Big, Fat, Texas-Style Flour Tortillas

These babies are thick, hearty, and don't take smack-talk from nobody. If you are looking for the large, thin Sonoran variety of tortillas, these are definitely not the ones. (Don't get me wrong, I love those kind too. They just serve a different purpose, like for burritos or cheesy quesadillas). This recipe produces tortillas that can stand up to some serious fajita fixings or black bean dipping. Just make a bunch of them because they tend to disappear before they make it to the table.

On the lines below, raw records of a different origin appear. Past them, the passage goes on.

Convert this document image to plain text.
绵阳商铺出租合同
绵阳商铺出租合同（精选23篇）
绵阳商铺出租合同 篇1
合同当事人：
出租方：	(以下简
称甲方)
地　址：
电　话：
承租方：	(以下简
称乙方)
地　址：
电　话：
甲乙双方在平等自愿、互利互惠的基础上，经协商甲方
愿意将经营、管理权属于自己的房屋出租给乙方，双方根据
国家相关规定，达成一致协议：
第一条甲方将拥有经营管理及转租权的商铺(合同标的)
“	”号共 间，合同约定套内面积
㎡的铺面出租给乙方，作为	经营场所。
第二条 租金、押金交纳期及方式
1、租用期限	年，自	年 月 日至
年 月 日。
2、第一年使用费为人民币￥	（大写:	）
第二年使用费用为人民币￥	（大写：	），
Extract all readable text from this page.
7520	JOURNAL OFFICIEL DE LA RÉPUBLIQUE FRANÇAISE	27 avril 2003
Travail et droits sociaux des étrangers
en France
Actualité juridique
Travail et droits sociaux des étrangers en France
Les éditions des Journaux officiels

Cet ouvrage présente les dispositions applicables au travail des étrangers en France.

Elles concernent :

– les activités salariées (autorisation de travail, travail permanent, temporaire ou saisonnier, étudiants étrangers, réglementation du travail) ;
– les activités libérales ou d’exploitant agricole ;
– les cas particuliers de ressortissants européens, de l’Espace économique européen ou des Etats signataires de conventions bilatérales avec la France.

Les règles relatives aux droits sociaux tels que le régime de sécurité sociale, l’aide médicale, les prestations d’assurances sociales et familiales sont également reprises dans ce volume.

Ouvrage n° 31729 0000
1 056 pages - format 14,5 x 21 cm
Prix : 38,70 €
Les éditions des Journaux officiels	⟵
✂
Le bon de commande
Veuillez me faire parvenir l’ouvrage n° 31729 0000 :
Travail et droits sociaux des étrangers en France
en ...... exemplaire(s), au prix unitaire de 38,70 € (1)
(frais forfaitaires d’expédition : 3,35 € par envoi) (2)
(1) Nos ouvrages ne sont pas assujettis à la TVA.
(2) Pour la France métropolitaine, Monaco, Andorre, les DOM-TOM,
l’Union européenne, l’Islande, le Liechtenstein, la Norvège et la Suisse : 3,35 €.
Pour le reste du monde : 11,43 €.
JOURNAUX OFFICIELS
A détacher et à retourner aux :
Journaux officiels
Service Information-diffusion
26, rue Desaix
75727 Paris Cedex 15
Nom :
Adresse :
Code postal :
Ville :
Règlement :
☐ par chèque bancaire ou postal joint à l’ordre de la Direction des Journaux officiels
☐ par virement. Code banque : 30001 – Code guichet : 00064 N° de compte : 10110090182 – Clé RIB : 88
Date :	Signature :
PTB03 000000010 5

  • Two cups of all-purpose flour
  • 1 1/2 teaspoons of baking powder
  • 1 teaspoon of sea salt
  • 2 teaspoons of vegetable oil
  • 3/4 cups of warm milk

  • Mix together the flour, baking powder, salt and oil.
  • Slowly add the warm milk.
  • Stir until a loose, sticky ball is formed.
  • Knead for two minutes on a floured surface. Dough should be firm and soft. (I used my KitchenAid & kneaded it at 2 for 1 minute - it was perfect. If you want to knead it by hand, please go right ahead and do so. I won't think any less or more of you, I promise.)
  • Place dough in a bowl and cover with a damp cloth for 20 minutes. Go do some laundry or empty the dishwasher or better yet, check your email.
  • After the dough has rested, break off eight sections, roll them into balls in your hands, place on a plate (make sure they aren’t touching) and then cover balls with damp cloth or plastic wrap & let them hang out for 10 minutes. (I can't believe I am actually admitting to the fact that I will weigh dough before breaking it apart, divide that number by 8, then weigh each ball before placing it on the plate to make sure they are all equal. I don't fuss if they are within 1-2 grams of what they should be but any more than that and they have to be's the scientist in me.)
  • After dough has rested, one at a time place a dough ball on a floured surface, pat it out into a four-inch circle, and then roll with a rolling pin from the center until it’s thin and about eight inches in diameter.
  • In a dry iron skillet, cook the tortilla about thirty seconds on each side. It should start to puff a bit when it’s done.
  • Keep cooked tortillas covered wrapped in a napkin until ready to eat.
  • Can be reheated in a dry iron skillet, over your gas-burner flame or in the oven wrapped in foil.

Makes eight tortillas. I always double the recipe so I have some to freeze for later. Just slip some waxed paper between each tortilla, wrap it tightly in saran wrap & then a freezer bag. They sure are handy to have around when Mom is to tired to make a real meal. Whip these babies out, wrap them in foil pop them in a 350 oven for a couple of minutes and you have the beginnings of a great meal.